In this case, Plaintiff has shown a pattern of antagonism by Defendant related to his taking of qualifying FMLA leave. After returning from leave, Plaintiff asserts the following: he was treated “very badly;” he believes he irritated his superior, Fastman, by taking leave; he was denied his request for a handicapped parking spot even though he was recovering from knee surgery; and his assigned parking spot was constantly taken and management of Defendant did nothing to rectify the problem. (Deposition of Ronald Saffieri, at p. 178-79.) Additionally, in the intervening time period before his termination, Plaintiff stated that he was being excluded from meetings; that his job responsibilities were being handled by another employee (White); and that Defendant was attempting to move Plaintiff to a smaller office in the basement of the facility. (See Pl.’s Response at 10.) In light of these assertions, and the Third Circuit’s finding that the prima facie prong is “not intended to be onerous, ” we find that Plaintiff has demonstrated a pattern of antagonism sufficient to set forth a prima facie case. See Sempier v. Johnson & Higgins, 45 F.3d 724, 728-29 (3d Cir. 1995).

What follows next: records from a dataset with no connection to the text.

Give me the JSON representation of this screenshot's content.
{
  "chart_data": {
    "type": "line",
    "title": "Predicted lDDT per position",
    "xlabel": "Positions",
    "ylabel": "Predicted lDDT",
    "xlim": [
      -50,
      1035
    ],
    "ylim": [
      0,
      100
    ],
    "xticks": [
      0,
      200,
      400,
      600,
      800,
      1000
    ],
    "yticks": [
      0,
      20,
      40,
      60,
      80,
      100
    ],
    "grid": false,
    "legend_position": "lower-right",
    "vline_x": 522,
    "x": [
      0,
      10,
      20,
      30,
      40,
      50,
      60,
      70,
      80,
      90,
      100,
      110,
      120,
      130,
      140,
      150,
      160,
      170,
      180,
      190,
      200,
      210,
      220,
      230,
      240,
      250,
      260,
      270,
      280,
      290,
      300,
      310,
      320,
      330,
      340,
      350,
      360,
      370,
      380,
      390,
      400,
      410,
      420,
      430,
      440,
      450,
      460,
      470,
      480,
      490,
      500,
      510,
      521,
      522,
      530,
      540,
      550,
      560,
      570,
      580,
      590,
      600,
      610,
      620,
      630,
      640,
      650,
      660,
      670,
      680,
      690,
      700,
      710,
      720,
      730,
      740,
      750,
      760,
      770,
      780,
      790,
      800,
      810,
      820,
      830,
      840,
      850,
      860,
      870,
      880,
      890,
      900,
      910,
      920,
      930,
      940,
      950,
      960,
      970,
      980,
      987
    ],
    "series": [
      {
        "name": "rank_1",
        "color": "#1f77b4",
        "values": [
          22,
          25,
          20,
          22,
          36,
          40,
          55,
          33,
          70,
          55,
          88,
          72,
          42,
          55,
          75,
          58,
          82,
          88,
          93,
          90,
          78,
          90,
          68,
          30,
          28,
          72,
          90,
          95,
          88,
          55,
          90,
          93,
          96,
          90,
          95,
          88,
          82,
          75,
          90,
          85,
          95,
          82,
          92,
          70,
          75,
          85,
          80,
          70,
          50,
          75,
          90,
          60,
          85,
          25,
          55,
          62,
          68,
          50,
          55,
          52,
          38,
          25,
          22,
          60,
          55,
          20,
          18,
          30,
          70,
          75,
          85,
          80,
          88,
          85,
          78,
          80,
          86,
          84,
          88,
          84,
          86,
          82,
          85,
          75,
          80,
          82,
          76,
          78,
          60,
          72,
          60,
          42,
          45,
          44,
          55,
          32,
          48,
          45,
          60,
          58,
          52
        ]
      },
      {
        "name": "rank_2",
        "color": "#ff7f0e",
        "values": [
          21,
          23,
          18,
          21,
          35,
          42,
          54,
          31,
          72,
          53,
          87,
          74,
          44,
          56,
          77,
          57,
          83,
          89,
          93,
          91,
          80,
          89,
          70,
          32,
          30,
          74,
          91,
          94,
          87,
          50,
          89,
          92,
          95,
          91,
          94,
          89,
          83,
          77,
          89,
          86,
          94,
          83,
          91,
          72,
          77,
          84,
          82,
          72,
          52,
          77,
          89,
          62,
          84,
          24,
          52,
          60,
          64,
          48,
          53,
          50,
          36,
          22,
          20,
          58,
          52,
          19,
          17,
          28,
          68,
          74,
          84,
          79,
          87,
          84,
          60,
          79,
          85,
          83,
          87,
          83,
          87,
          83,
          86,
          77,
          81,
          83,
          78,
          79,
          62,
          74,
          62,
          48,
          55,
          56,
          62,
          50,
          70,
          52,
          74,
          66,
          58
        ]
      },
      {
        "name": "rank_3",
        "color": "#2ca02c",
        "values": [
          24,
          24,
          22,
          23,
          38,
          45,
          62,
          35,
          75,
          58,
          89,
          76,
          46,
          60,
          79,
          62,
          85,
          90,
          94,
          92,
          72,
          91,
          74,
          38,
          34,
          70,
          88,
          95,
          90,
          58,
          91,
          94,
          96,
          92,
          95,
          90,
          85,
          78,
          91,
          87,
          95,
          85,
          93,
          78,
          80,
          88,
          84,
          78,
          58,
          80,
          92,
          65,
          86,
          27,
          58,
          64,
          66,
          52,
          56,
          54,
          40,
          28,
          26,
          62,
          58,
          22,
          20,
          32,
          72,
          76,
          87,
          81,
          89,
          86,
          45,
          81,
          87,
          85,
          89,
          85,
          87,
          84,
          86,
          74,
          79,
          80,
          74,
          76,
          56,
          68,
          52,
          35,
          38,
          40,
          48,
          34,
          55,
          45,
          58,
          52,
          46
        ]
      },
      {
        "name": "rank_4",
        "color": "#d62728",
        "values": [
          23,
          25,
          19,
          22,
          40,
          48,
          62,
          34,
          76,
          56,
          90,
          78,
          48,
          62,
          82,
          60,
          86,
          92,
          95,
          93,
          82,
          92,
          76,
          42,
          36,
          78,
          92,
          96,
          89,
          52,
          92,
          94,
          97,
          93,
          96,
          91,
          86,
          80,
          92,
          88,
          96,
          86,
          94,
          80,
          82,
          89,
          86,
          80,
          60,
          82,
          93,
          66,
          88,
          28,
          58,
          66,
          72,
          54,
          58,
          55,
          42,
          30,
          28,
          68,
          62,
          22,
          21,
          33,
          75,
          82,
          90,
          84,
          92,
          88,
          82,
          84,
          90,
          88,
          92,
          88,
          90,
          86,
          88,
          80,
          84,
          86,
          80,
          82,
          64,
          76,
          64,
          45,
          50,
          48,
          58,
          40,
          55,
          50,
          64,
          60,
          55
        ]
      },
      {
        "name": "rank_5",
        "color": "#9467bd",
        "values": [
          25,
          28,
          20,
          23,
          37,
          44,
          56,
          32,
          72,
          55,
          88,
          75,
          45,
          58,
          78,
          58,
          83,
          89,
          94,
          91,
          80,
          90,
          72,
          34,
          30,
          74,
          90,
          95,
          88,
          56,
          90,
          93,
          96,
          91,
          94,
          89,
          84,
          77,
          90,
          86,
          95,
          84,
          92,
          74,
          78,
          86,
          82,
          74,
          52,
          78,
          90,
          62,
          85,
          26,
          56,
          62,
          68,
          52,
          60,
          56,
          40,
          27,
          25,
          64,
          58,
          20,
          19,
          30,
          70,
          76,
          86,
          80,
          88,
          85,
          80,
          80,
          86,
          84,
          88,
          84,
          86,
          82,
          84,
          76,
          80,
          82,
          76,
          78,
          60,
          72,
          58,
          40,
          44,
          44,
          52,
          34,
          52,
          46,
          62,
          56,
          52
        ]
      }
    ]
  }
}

In evaluating a Plaintiff’s claim of pretext, courts have noted that the factors to weigh include timing, an intervening pattern of antagonism, and inconsistencies which discredit the employer’s proffered reason. Garabedian, 2007 WL 1795677, at *3 (citing Farrell, 206 F.3d at 280-81; Abramson v. William Patterson Coll. of N.J., 260 F.3d 265, 289 (3d Cir. 2001)). As we have previously found a pattern of antagonism, we now consider whether the record evidences inconsistencies on the part of Defendant. Viewing all inferences and facts in the light most favorable to Plaintiff, we find that the record is rife with inconsistencies shedding doubt on Defendant’s reason for terminating Plaintiff’s employment. Specifically, these include: the inability of the managers of Defendant to pinpoint the date which the decision was made to terminate Plaintiff’s position; the complete lack of documentation prior to January 10, 2010, of the decision to terminate Plaintiff, especially in light of the size and sophistication of Defendant’s operations; Plaintiff’s testimony that Fastman told him shortly before his termination that he should not worry about being terminated because “we need your position;” and, the decision to offer Plaintiff severance on the condition he waive any ADEA or FMLA claims even though this is not a company policy and according to Fastman had not been done during his time working for Defendant. Accordingly, Plaintiff’s claim is sufficient to survive summary judgment.
For the aforementioned reasons, we find that summary judgment is not warranted as to Plaintiff’s age discrimination or FMLA claims. Accordingly, Defendant’s Motion for Summary Judgment is denied.
An appropriate Order follows.
AND NOW,, upon consideration of the Motion for Summary Judgment (Doc. 18) filed by Defendant, Northwestern Human Services, Inc. (“Defendant”), the Response in Opposition filed by Plaintiff, Ronald Staffieri (“Plaintiff”), and Defendant’s Reply, it is hereby ORDERED that the Motion is DENIED.